Dental Growth and Development
When will my child’s teeth come in?
While every child is different, most of the primary teeth (baby teeth) come in between the ages of 4 and 12 months. The following are general guidelines for the eruption of the baby teeth:
The first tooth to erupt is usually a middle, front tooth on the lower jaw, known as the central incisor. This is followed by the second central incisor on the lower jaw. Next, the four upper incisors usually come in.
The above is followed by the first four molars, and the remaining bottom two lateral incisors. Lateral incisors are beside of (lateral to) the central incisors.
Then the cuspids, or the pointed teeth, appear.
Usually, after the child reaches 2 years old, the four second molars (the last of the baby teeth) appear.
The teeth on the upper jaw usually erupt one to two months after the same tooth on the lower jaw. There are a total of 20 primary teeth.
The teeth on the upper jaw usually erupt one to two months after the same tooth on the lower jaw.

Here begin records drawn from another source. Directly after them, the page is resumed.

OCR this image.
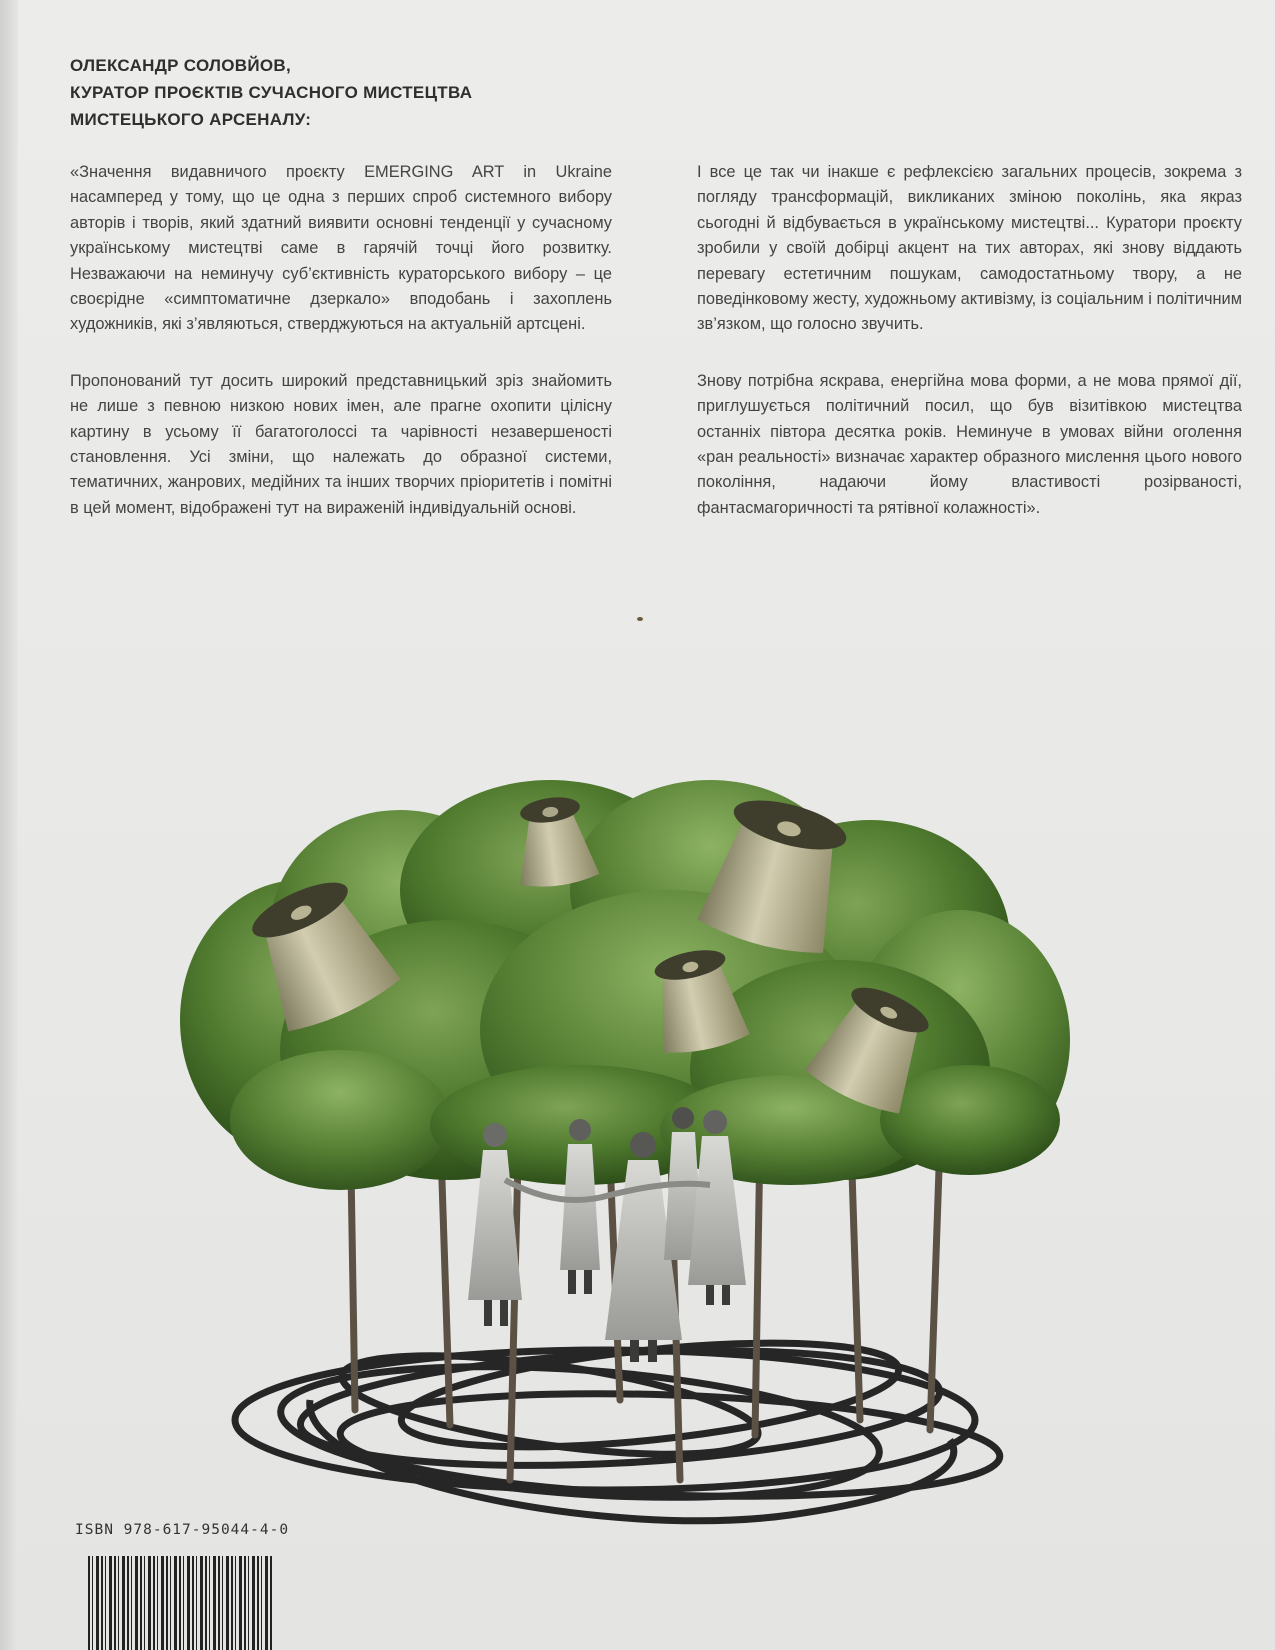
ОЛЕКСАНДР СОЛОВЙОВ,
КУРАТОР ПРОЄКТІВ СУЧАСНОГО МИСТЕЦТВА
МИСТЕЦЬКОГО АРСЕНАЛУ:

«Значення видавничого проєкту EMERGING ART in Ukraine насамперед у тому, що це одна з перших спроб системного вибору авторів і творів, який здатний виявити основні тенденції у сучасному українському мистецтві саме в гарячій точці його розвитку. Незважаючи на неминучу суб’єктивність кураторського вибору – це своєрідне «симптоматичне дзеркало» вподобань і захоплень художників, які з’являються, стверджуються на актуальній артсцені.

Пропонований тут досить широкий представницький зріз знайомить не лише з певною низкою нових імен, але прагне охопити цілісну картину в усьому її багатоголоссі та чарівності незавершеності становлення. Усі зміни, що належать до образної системи, тематичних, жанрових, медійних та інших творчих пріоритетів і помітні в цей момент, відображені тут на вираженій індивідуальній основі.

І все це так чи інакше є рефлексією загальних процесів, зокрема з погляду трансформацій, викликаних зміною поколінь, яка якраз сьогодні й відбувається в українському мистецтві... Куратори проєкту зробили у своїй добірці акцент на тих авторах, які знову віддають перевагу естетичним пошукам, самодостатньому твору, а не поведінковому жесту, художньому активізму, із соціальним і політичним зв’язком, що голосно звучить.

Знову потрібна яскрава, енергійна мова форми, а не мова прямої дії, приглушується політичний посил, що був візитівкою мистецтва останніх півтора десятка років. Неминуче в умовах війни оголення «ран реальності» визначає характер образного мислення цього нового покоління, надаючи йому властивості розірваності, фантасмагоричності та рятівної колажності».

ISBN 978-617-95044-4-0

There are a total of 20 primary teeth. Usually, about one tooth erupts per month once the teeth have started coming in. There is normally a space between all the baby teeth. This leaves room for the larger permanent teeth to erupt.
When will my child’s permanent teeth come in?
Your child will begin losing his/her primary teeth (baby teeth) around the age of 6. The first teeth to be lost are usually the central incisors. This is then followed by the eruption of the first permanent molars. The last baby tooth is usually lost around the age of 12, and is the cuspid or second molar. There will be a total of 32 permanent, or adult, teeth.
Skeletal age refers to the degree of development of ossification of the bone. Because of individual variations in timing, duration and velocity of growth, skeletal age assessment is essential and helpful in formulating viable orthodontic treatment plans. During growth every bone goes through a series of changes that can be seen radiologically. The sequence of change is relatively constant for a given bone in every person but the timing of the changes varies because each person has his or her own biological clock.